大きな音と続く声に驚いてそちらを振り向いた香織は、劉備の顔をマジマジと見てあぁ見た事のある顔だなどという感想を抱いた。出遅れてしまった供手と合わせ続けられた視線に曉燕は仕方なく頭を下げたまま香織の背中を2度叩いて合図した。香織は正面に向かって頭を下げるべきなのか、歩いてくる方向に向かったまま頭を下げるべきなのか分からず、曉燕を振り返って確認した後正面に向かい直し頭を下げて供手する。

「その様なことは良い。ささ、頭を上げよ、」

劉備様に拝謁致しますの言葉を吐き出す前に、肩を掴まれ無理やり頭を上げさせられれば画面で見たものとそっくりの顔が目の前にあった。

「は、拝謁致します」

「うむ、あぁ徐庶!お前が会いたがっていた天女殿だ!さぁこっちだ!」


徐庶という聞き慣れたはずの言葉に香織が再び小さな扉を見れば、背の高い男が歩いてくる。見覚えのある顔に見覚えのある姿、香織はホッとしたように声をかけた。

「あ…徐庶!」

「お久しぶりです。天女様。」

徐庶は香織の元へ歩み寄り、劉備の隣に並ぶと供手し軽く頭を下げた。香織はふわりと笑ってうん、久しぶり、と答える。曉燕は全く練習通りにいかない貴人の登場や、どさくさに紛れて普段通りの態度になった香織へと深いため息をついたが、誰も気付かない。
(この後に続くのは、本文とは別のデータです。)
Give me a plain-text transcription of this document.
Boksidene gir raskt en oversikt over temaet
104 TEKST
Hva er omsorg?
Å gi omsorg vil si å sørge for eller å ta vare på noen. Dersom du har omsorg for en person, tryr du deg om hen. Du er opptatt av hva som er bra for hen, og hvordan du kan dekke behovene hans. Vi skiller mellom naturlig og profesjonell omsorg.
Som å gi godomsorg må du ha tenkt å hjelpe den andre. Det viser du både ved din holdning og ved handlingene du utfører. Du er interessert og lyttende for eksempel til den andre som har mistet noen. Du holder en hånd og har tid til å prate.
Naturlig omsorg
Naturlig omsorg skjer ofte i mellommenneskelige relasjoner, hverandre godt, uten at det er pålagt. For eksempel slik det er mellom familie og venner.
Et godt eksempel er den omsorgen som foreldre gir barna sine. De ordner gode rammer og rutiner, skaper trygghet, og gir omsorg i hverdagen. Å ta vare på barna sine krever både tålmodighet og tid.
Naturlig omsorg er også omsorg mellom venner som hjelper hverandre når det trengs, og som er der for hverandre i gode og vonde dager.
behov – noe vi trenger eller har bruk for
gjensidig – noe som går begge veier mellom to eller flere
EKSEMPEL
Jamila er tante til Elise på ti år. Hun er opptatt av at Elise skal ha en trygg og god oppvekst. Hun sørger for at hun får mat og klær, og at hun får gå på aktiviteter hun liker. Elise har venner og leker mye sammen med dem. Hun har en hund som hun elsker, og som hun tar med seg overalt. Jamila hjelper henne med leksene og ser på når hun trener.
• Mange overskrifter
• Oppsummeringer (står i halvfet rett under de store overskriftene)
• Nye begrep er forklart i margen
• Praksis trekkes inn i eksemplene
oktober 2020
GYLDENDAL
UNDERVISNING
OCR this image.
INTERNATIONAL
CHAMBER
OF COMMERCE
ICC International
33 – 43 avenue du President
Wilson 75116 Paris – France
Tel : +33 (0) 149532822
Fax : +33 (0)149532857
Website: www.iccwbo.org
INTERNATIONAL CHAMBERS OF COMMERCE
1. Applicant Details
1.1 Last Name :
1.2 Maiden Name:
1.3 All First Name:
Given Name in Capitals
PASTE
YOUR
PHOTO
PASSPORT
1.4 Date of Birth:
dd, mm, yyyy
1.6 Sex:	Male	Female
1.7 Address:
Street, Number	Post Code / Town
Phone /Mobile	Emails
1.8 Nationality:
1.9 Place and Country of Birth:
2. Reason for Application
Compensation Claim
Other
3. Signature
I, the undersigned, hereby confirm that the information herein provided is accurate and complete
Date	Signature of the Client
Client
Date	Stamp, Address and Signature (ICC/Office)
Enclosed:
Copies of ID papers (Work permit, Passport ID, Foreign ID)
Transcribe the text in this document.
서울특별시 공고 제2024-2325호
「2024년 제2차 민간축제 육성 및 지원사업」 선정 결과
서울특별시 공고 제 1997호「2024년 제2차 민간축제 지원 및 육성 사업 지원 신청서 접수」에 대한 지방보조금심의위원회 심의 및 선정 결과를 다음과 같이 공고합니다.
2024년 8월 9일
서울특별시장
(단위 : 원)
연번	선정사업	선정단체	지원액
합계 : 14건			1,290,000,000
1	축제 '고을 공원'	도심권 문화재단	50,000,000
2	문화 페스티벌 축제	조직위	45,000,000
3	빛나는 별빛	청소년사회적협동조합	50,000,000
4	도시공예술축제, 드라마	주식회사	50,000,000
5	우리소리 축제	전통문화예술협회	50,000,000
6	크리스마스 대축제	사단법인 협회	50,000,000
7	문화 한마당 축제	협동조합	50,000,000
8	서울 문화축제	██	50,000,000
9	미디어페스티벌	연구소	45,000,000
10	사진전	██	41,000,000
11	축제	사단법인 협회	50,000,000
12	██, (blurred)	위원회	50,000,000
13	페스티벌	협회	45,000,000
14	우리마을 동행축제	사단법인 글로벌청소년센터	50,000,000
劉備は徐庶と香織の親しげな様子に満足したように微笑んで香織を見ていたが後ろから登場する二人に気付いて声を上げた。

「おお、法正!こちらだ!」

劉備が香織の背中に声をかければ、香織はびくりとして動かなくなった。礼儀作法を身につけろという法正の声が頭にこだまし、たった今己の振舞った態度を振り返って身震いがした。あぁまずい。後で何を言われるか分かったものではないと振り向きつつ法正を見れば、人好きの良い笑みを浮かべている。法正の隣には扇を持った諸葛亮がおり、何を考えているのかわからない両者の表情に香織はどうすれば良いのかと迷ったが、とにかく法正との仲の良さを示しておかねばと、できる限りの笑顔で法正を迎えた。

「法正様!」

劉備はその香織の嬉しそうな様子にさぞ二人がうまく行っているのだろうと微笑んだが、徐庶と諸葛亮は違った。諸葛亮は作り笑いを瞬時に見抜き、徐庶は法正が香織のような気の強い女子と仲を良くしていることに疑問を抱いた。

「あぁ、天女殿。到着が遅くなりました。」

「はじめまして。」

「お初にお目にかかります。諸葛亮様。」

「おぉ、やはり天女殿だ。孔明、お前のことをすぐに見破ったな!」

「えぇ、そのようですね。」



この香織の謁見は、未だ幕を明けたばかりだった。